Há quase dois anos, para driblar a solidão de ser um nordestino na capital paulista, resolveu se mudar para a casa de Viviane Tomiello, a tia Vivi, na companhia dos outros MCs fora do eixo, porque “perto deles eu sentia que eu tava em casa”.
Primeiro nordestino a vencer as “big four” e estreante na edição de aniversário da Batalha da Aldeia este ano, a BDA 9 Anos, ele já não precisa esperar chegar aos 25 anos para provar à mãe que obteve sucesso como MC.
Tonhão até já pensou em desistir da carreira, quando se apaixonou por uma moça em uma das viagens de volta à Fortaleza, mas dona Denise logo questionou: “Tu rimou esses anos todinho da tua vida pra agora encontrar uma ‘candanga’, se agarrar e acabar com as batalhas?”. “Tu tem que ir pra São Paulo, tem que voltar e dominar as coisas lá”, ouviu da mãe.

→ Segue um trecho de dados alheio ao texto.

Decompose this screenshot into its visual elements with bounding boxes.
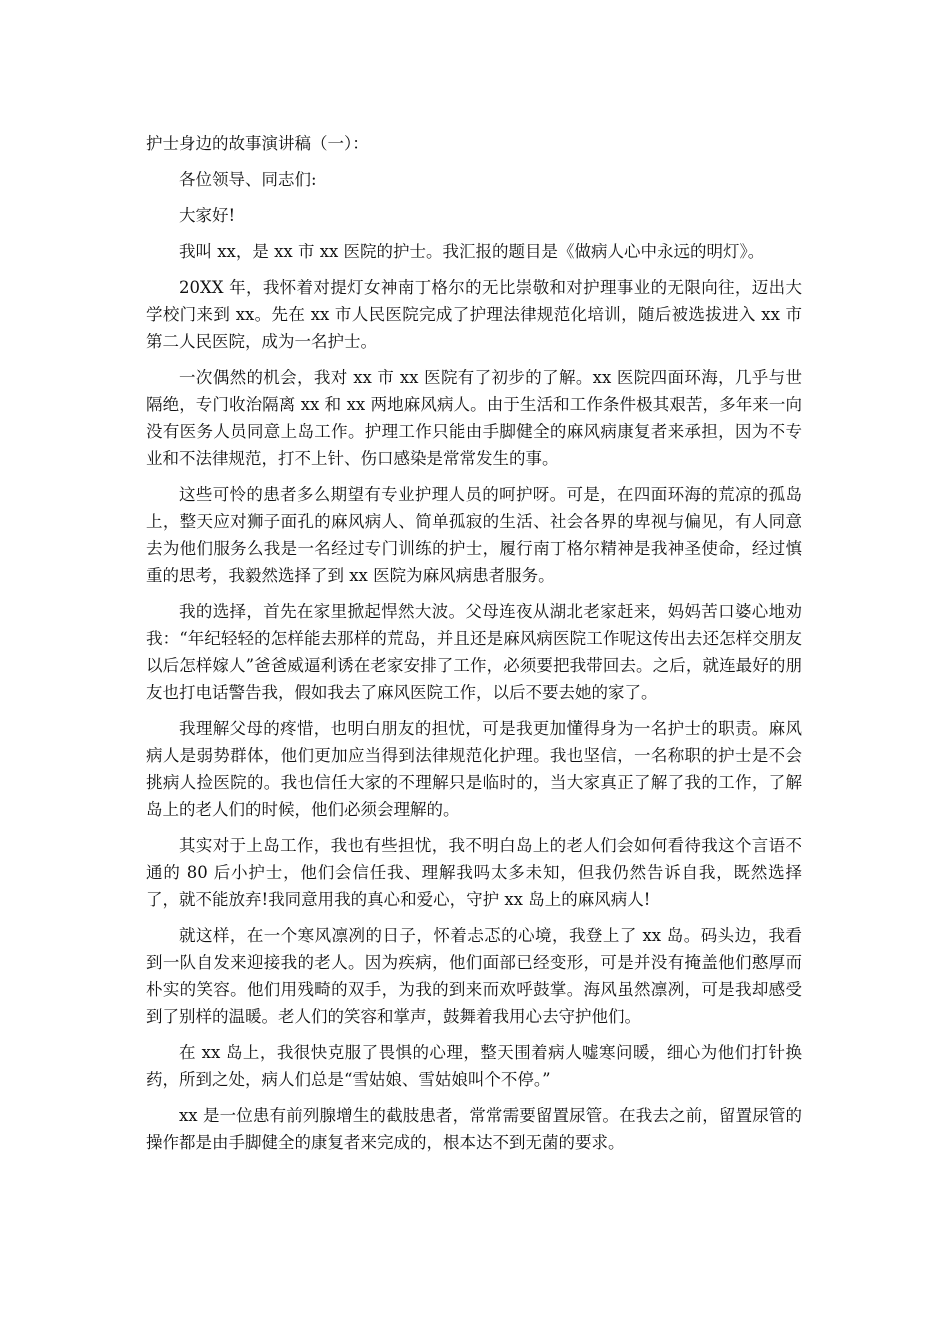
paragraph-salutation: 各位领导、同志们: xyxy=(179,170,317,189)
paragraph-understanding: 我理解父母的疼惜，也明白朋友的担忧，可是我更加懂得身为一名护士的职责。麻风病人是弱势群体，他们更加应当得到法律规范化护理。我也坚信，一名称职的护士是不会挑病人捡医院的。我也信任大家的不理解只是临时的，当大家真正了解了我的工作，了解岛上的老人们的时候，他们必须会理解的。 xyxy=(146,719,802,819)
paragraph-arrival: 就这样，在一个寒风凛冽的日子，怀着忐忑的心境，我登上了 xx 岛。码头边，我看到一队自发来迎接我的老人。因为疾病，他们面部已经变形，可是并没有掩盖他们憨厚而朴实的笑容。他们用残畸的双手，为我的到来而欢呼鼓掌。海风虽然凛冽，可是我却感受到了别样的温暖。老人们的笑容和掌声，鼓舞着我用心去守护他们。 xyxy=(146,926,802,1026)
paragraph-career-start: 20XX 年，我怀着对提灯女神南丁格尔的无比崇敬和对护理事业的无限向往，迈出大学校门来到 xx。先在 xx 市人民医院完成了护理法律规范化培训，随后被选拔进入 xx 市第二人民医院，成为一名护士。 xyxy=(146,278,802,351)
paragraph-island-work: 在 xx 岛上，我很快克服了畏惧的心理，整天围着病人嘘寒问暖，细心为他们打针换药，所到之处，病人们总是“雪姑娘、雪姑娘叫个不停。” xyxy=(146,1043,802,1089)
paragraph-hospital-discovery: 一次偶然的机会，我对 xx 市 xx 医院有了初步的了解。xx 医院四面环海，几乎与世隔绝，专门收治隔离 xx 和 xx 两地麻风病人。由于生活和工作条件极其艰苦，多年来一向没有医务人员同意上岛工作。护理工作只能由手脚健全的麻风病康复者来承担，因为不专业和不法律规范，打不上针、伤口感染是常常发生的事。 xyxy=(146,368,802,468)
paragraph-patient-case: xx 是一位患有前列腺增生的截肢患者，常常需要留置尿管。在我去之前，留置尿管的操作都是由手脚健全的康复者来完成的，根本达不到无菌的要求。 xyxy=(146,1106,802,1152)
document-title: 护士身边的故事演讲稿（一）： xyxy=(146,134,369,153)
paragraph-greeting: 大家好! xyxy=(179,206,236,225)
paragraph-decision: 这些可怜的患者多么期望有专业护理人员的呵护呀。可是，在四面环海的荒凉的孤岛上，整天应对狮子面孔的麻风病人、简单孤寂的生活、社会各界的卑视与偏见，有人同意去为他们服务么我是一名经过专门训练的护士，履行南丁格尔精神是我神圣使命，经过慎重的思考，我毅然选择了到 xx 医院为麻风病患者服务。 xyxy=(146,485,802,585)
paragraph-worries: 其实对于上岛工作，我也有些担忧，我不明白岛上的老人们会如何看待我这个言语不通的 80 后小护士，他们会信任我、理解我吗太多未知，但我仍然告诉自我，既然选择了，就不能放弃!我同意用我的真心和爱心，守护 xx 岛上的麻风病人! xyxy=(146,836,802,909)
document-body xyxy=(146,130,802,1165)
paragraph-family-reaction: 我的选择，首先在家里掀起悍然大波。父母连夜从湖北老家赶来，妈妈苦口婆心地劝我：“年纪轻轻的怎样能去那样的荒岛，并且还是麻风病医院工作呢这传出去还怎样交朋友以后怎样嫁人”爸爸威逼利诱在老家安排了工作，必须要把我带回去。之后，就连最好的朋友也打电话警告我，假如我去了麻风医院工作，以后不要去她的家了。 xyxy=(146,602,802,702)
paragraph-introduction: 我叫 xx，是 xx 市 xx 医院的护士。我汇报的题目是《做病人心中永远的明灯》。 xyxy=(179,242,765,261)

Novamente, fez o que ela pediu, mas dessa vez ambos queriam o mesmo. Como diz outro trecho daquela rima para a sua mãe: “Eu tive que acreditar primeiro pra ela acreditar em mim”. Romântico, ele ainda sonha em casar e ter filhos, mas segue nas batalhas com o desejo de se tornar uma grande referência para os próximos MCs.